Berlin. Kanzleramtschef Altmaier wendet sich gegen Forderungen aus der Union nach einer Änderung des Staatsbürgerrechts: Er lehnt Änderungen ab.

Angesichts der erneuten Diskussion über den Doppelpass hat sich der Chef des Bundeskanzleramts, Peter Altmaier, gegen Änderungen am Staatsbürgerrecht ausgesprochen. „Es ist ja jetzt schon so, dass erwachsene türkischstämmige Bürger die deutsche Staatsbürgerschaft nur erhalten, wenn sie zuvor die türkische Staatsbürgerschaft aufgeben“, sagte Altmaier unserer Redaktion.

In Deutschland leben derzeit etwa drei Millionen Türkeistämmige, etwas mehr als die Hälfte der Menschen ist hier geboren. 1,5 Millionen haben einen türkischen Pass. Genauere Zahlen zum Doppelpass sind kompliziert: Nach dem Melderegister 2011 gab es 530.000 Deutschtürken. Nach dem Mikrozensus 2014, einer jährlich durchgeführten persönlichen Befragung von einem Prozent der Bundesbürger, waren es dagegen nur 215.000 Deutschtürken.

Manche wissen nicht von zweiter Staatsbürgerschaft

Warum diese Diskrepanz? Laut Statistischem Bundesamt geben bei einer Befragung an der Haustür nicht alle ihre zweite Staatsbürgerschaft an. Andere Menschen wissen nicht einmal, dass sie noch eine weitere Staatsbürgerschaft besitzen. Etwa, weil sie denken, dass ihre zweite Staatsbürgerschaft automatisch erloschen sei, als sie eingebürgert wurden, andere wiederum haben vergessen, sich abzumelden, als sie ihre ursprüngliche Staatsbürgerschaft abgaben.

Bis zum Jahr 2000 gab es eine Sonderklausel, die den in Deutschland lebenden Türken den Doppelpass ermöglichte. Die sogenannte Inlandsklausel sah vor, dass jemand seine deutsche Staatsbürgerschaft bei der Annahme einer neuen Nationalität nur dann aufgeben musste, wenn er weder seinen Wohnsitz noch seinen gewöhnlichen Aufenthalt im Inland hatte. Diese Klausel wurde jedoch vom Gesetzgeber im Jahr 2000 gekippt, nachdem zahlreiche Neubürger sie ausgenutzt hatten, um eine Doppelstaatsbürgerschaft zu erlangen.

Türkei teilt Melderegister-Infos nicht mit Deutschland

Auch Türken ließen sich ausbürgern, wurden Deutsche und stellten dann aber nach einer angemessenen Wartezeit den Antrag auf Wiedereinbürgerung in der Türkei.
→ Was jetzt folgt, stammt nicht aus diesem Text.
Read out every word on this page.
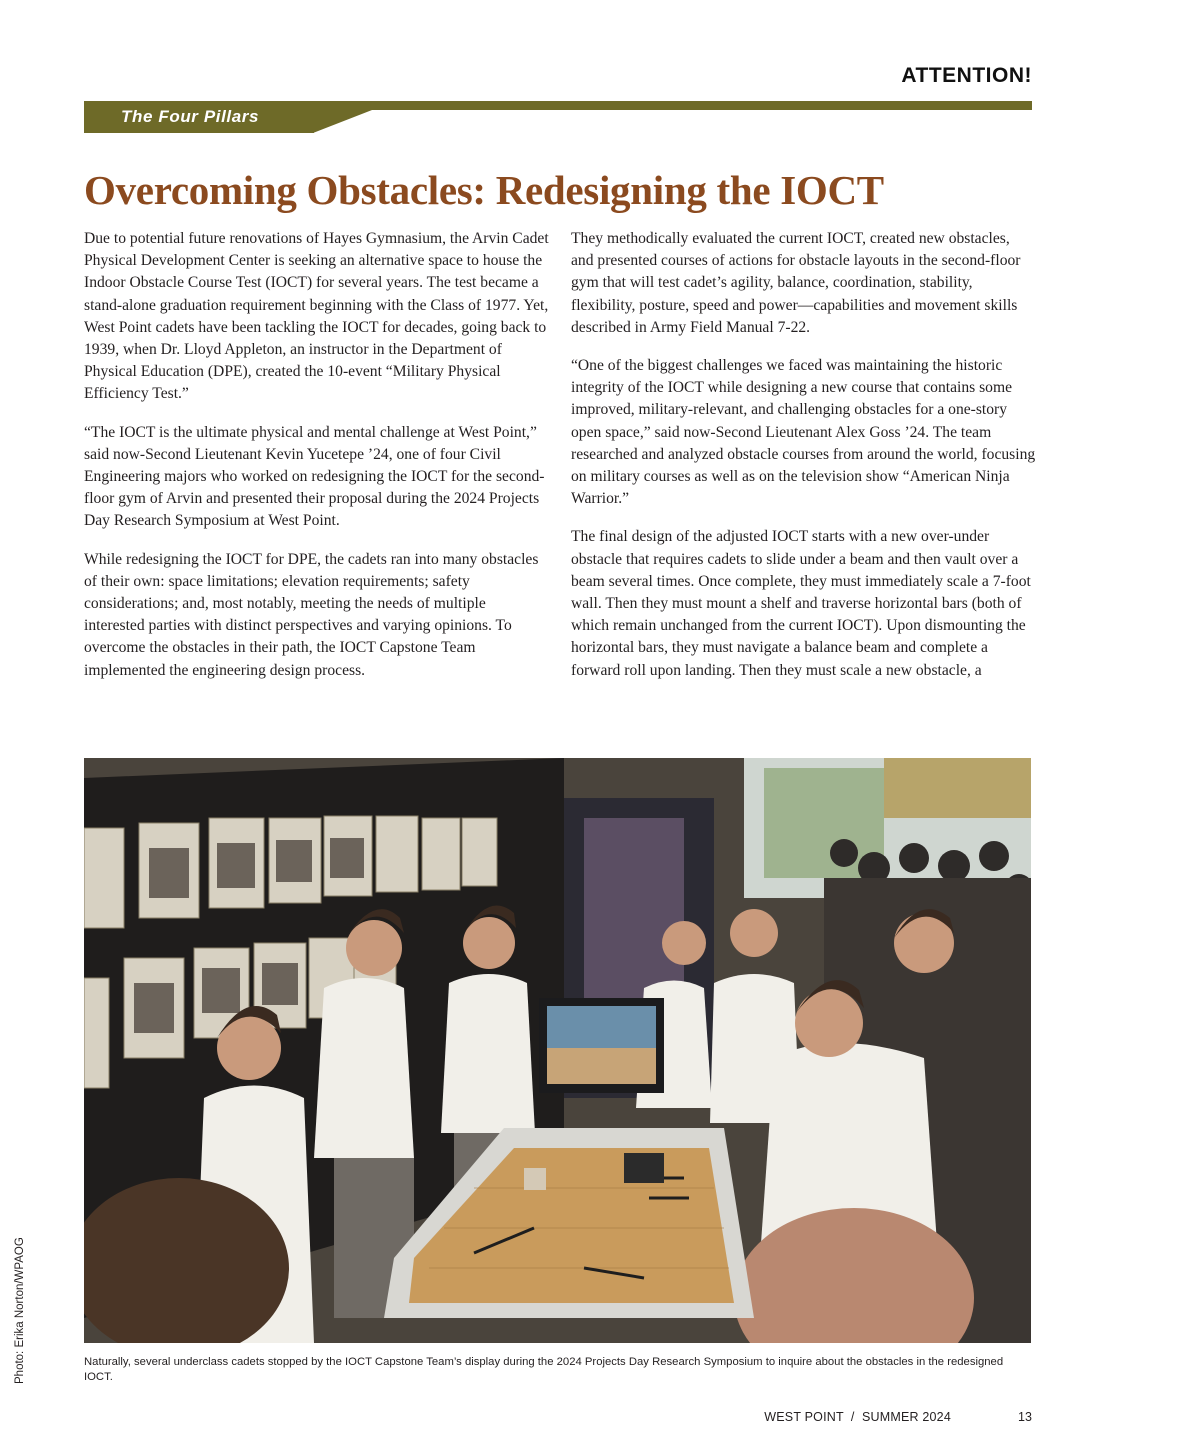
ATTENTION!
The Four Pillars
Overcoming Obstacles: Redesigning the IOCT

Due to potential future renovations of Hayes Gymnasium, the Arvin Cadet Physical Development Center is seeking an alternative space to house the Indoor Obstacle Course Test (IOCT) for several years. The test became a stand-alone graduation requirement beginning with the Class of 1977. Yet, West Point cadets have been tackling the IOCT for decades, going back to 1939, when Dr. Lloyd Appleton, an instructor in the Department of Physical Education (DPE), created the 10-event “Military Physical Efficiency Test.”

“The IOCT is the ultimate physical and mental challenge at West Point,” said now-Second Lieutenant Kevin Yucetepe ’24, one of four Civil Engineering majors who worked on redesigning the IOCT for the second-floor gym of Arvin and presented their proposal during the 2024 Projects Day Research Symposium at West Point.

While redesigning the IOCT for DPE, the cadets ran into many obstacles of their own: space limitations; elevation requirements; safety considerations; and, most notably, meeting the needs of multiple interested parties with distinct perspectives and varying opinions. To overcome the obstacles in their path, the IOCT Capstone Team implemented the engineering design process.

They methodically evaluated the current IOCT, created new obstacles, and presented courses of actions for obstacle layouts in the second-floor gym that will test cadet’s agility, balance, coordination, stability, flexibility, posture, speed and power—capabilities and movement skills described in Army Field Manual 7-22.

“One of the biggest challenges we faced was maintaining the historic integrity of the IOCT while designing a new course that contains some improved, military-relevant, and challenging obstacles for a one-story open space,” said now-Second Lieutenant Alex Goss ’24. The team researched and analyzed obstacle courses from around the world, focusing on military courses as well as on the television show “American Ninja Warrior.”

The final design of the adjusted IOCT starts with a new over-under obstacle that requires cadets to slide under a beam and then vault over a beam several times. Once complete, they must immediately scale a 7-foot wall. Then they must mount a shelf and traverse horizontal bars (both of which remain unchanged from the current IOCT). Upon dismounting the horizontal bars, they must navigate a balance beam and complete a forward roll upon landing. Then they must scale a new obstacle, a

Photo: Erika Norton/WPAOG	Naturally, several underclass cadets stopped by the IOCT Capstone Team’s display during the 2024 Projects Day Research Symposium to inquire about the obstacles in the redesigned IOCT.
WEST POINT  /  SUMMER 2024	13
Wie viele Menschen die deutsche Staatsangehörigkeit nach geltendem Recht verloren haben, weil sie zu Unrecht eine weitere beantragt haben, wissen die Behörden allerdings nicht genau. Die Türkei etwa teilt ihre Informationen aus den Melderegistern nicht mit den deutschen Ämtern.

Die Diskussion über den Doppelpass ist aufgrund des Streits über das türkischen Verfassungsreferendum und der Frage von Loyalitäten zum jeweiligen Land neu entbrannt. CSU-Generalsekretär Andreas Scheuer sagte, wer sich in der Innenpolitik seines Herkunftslandes engagieren wolle, könne dies dort tun, aber nicht in Deutschland. Er fordert daher die Rückkehr zum sogenannten Optionsmodell, wonach sich die Kinder von Migranten für eine Staatsangehörigkeit entscheiden müssen.